We cannot think of a better advocate for an existential crisis in young adulthood than Taylor Tomlinson, herself 26. In Quarter Life Crisis, she approaches the craft the old school way, with easy-to-watch, straightforward standup. Except, instead of hot takes on trending topics, she’s right there with you in the greeting card aisle, wondering what kind of very specific message we need on a card for our parents. Or ridiculing the self-important, redundant concept of announcing a social media break… on social media. Or being confused at older people stuck in the perpetual nostalgia of their youth (“what you miss is a time in your life where you didn’t have a lot of responsibilities because nobody expected anything from you.”). Basically it’s about how we have no idea what we’re doing when we’re young. So every young person should watch it. (If you’re older, punch in for the nodalongs and nervous relief of being past it.)
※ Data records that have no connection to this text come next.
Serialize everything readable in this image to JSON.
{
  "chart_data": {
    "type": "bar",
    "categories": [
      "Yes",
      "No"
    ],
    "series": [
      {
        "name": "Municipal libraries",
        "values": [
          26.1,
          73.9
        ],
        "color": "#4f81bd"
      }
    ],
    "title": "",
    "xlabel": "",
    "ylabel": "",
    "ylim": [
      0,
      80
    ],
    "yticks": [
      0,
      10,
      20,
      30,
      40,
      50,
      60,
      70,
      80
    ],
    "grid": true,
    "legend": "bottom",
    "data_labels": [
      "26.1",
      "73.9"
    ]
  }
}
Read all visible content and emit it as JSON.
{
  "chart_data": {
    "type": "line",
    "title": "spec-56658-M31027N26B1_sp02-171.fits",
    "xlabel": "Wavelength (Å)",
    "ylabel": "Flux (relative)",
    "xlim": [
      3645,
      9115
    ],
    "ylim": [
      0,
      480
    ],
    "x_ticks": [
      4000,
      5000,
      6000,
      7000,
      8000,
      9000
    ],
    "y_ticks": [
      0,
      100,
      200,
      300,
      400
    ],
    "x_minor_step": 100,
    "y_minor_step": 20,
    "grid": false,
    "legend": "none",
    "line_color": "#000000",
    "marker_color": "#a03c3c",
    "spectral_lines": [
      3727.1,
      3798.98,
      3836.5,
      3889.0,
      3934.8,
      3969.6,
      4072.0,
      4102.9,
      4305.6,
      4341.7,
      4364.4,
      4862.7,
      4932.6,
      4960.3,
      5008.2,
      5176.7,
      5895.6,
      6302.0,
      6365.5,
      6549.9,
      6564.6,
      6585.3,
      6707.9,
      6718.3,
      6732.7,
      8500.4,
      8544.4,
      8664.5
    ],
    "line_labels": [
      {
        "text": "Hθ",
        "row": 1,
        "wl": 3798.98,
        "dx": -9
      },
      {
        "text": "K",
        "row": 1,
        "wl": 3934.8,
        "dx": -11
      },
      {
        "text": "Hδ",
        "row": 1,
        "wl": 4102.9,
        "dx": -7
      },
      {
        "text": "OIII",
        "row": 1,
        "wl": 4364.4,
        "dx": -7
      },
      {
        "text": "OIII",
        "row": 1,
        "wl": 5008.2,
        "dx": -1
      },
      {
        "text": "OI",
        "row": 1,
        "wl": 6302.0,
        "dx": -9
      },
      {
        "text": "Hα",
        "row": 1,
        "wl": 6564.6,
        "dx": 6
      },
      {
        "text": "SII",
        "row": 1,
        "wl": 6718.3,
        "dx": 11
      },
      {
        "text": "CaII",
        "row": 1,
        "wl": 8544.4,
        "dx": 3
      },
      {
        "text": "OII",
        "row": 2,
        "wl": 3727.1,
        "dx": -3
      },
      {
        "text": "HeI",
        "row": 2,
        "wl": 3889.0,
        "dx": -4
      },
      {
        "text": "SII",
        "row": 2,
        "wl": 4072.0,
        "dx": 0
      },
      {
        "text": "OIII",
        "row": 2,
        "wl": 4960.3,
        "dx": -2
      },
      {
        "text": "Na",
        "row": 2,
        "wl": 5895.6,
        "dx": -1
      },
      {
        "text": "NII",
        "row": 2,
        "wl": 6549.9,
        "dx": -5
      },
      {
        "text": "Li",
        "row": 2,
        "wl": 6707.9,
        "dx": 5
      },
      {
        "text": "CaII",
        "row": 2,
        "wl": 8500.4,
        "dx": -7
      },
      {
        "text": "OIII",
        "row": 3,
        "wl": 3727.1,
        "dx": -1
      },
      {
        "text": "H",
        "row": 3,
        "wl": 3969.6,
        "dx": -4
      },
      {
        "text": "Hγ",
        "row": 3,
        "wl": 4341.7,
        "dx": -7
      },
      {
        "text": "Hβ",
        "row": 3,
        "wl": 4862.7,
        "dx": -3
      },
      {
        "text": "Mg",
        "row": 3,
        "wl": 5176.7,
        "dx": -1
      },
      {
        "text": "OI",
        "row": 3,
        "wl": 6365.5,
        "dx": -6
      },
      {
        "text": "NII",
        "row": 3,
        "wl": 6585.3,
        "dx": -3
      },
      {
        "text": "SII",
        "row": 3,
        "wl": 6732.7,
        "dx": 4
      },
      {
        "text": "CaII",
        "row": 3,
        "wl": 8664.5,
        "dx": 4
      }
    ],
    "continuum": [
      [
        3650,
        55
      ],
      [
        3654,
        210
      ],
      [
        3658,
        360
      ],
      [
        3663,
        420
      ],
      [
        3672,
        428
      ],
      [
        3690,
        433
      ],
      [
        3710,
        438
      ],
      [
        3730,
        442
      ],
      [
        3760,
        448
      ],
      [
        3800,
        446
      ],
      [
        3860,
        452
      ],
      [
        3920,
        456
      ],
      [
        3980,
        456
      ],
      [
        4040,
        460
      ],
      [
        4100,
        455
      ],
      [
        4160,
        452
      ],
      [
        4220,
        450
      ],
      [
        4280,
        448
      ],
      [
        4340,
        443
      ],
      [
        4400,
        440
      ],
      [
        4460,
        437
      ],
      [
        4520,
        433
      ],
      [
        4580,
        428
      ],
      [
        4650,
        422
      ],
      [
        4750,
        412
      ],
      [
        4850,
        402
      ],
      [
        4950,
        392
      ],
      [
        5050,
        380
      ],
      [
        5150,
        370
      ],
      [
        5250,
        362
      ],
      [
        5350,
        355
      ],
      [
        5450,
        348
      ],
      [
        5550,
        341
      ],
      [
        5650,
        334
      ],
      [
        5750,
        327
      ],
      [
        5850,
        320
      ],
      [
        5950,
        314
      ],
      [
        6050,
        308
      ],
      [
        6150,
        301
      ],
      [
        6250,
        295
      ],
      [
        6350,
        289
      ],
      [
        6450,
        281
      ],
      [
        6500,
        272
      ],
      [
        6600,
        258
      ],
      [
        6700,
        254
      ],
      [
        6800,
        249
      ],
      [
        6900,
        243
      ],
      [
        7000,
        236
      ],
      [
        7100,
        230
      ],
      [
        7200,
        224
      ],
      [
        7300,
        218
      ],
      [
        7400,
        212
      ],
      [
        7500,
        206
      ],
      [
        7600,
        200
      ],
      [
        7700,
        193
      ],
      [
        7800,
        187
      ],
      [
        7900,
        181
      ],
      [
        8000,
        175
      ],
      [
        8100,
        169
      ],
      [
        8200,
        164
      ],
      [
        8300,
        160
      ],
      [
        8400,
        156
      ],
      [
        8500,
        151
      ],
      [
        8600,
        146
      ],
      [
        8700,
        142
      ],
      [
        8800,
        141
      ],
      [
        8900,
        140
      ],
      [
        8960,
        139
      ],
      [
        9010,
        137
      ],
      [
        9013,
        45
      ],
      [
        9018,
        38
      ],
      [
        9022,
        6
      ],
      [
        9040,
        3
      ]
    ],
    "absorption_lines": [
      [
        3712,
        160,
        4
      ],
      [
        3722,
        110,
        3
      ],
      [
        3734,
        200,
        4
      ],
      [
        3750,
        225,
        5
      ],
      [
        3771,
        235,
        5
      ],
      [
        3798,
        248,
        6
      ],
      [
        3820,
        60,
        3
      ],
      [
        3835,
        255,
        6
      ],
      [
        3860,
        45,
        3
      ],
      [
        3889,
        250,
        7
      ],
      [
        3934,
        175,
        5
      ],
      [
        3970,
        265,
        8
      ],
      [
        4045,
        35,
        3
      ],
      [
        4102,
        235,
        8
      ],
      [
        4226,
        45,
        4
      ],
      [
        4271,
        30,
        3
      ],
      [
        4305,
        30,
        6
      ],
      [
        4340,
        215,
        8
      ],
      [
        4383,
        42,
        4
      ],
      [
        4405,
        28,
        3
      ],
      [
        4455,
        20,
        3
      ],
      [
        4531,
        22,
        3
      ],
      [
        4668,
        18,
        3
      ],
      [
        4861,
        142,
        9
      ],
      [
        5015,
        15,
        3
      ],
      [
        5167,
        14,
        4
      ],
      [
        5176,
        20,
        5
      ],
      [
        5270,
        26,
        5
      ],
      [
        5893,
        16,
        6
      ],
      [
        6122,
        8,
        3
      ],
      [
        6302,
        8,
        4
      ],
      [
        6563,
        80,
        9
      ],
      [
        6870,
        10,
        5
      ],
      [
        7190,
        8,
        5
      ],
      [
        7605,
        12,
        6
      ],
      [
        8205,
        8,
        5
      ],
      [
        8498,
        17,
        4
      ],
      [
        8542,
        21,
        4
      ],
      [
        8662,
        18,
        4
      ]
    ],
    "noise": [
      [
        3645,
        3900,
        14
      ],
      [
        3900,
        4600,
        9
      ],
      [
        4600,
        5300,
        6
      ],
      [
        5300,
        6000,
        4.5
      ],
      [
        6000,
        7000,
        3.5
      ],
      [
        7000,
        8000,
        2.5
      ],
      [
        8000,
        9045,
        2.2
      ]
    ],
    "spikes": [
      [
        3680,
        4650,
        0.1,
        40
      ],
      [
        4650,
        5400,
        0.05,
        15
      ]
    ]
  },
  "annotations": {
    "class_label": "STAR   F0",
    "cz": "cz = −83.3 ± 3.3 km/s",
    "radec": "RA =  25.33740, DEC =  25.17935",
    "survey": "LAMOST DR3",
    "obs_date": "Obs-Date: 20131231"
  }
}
13. Mark Normand – Out To Lunch

Another great special that released on YouTube this summer, Out To Lunch is a speedy special with Normand laying premises and punchlines one over the other without bothering with distinct segues. His own description reads: “drinking, anxiety, gays, naughty words, trans, race and the ladies” and it plays out almost exactly as fast as it reads. Which means you barely have time to get used to the discomfort of jokes on darker themes like shootings and pedophilia (“school shootings are like the menstruation of America—it happens once a month, it’s bloody, and every kid goes, ‘well, I guess it’s my turn now!’”) before swerving to scraps on playing Monopoly and growing up fat. Never a dull moment.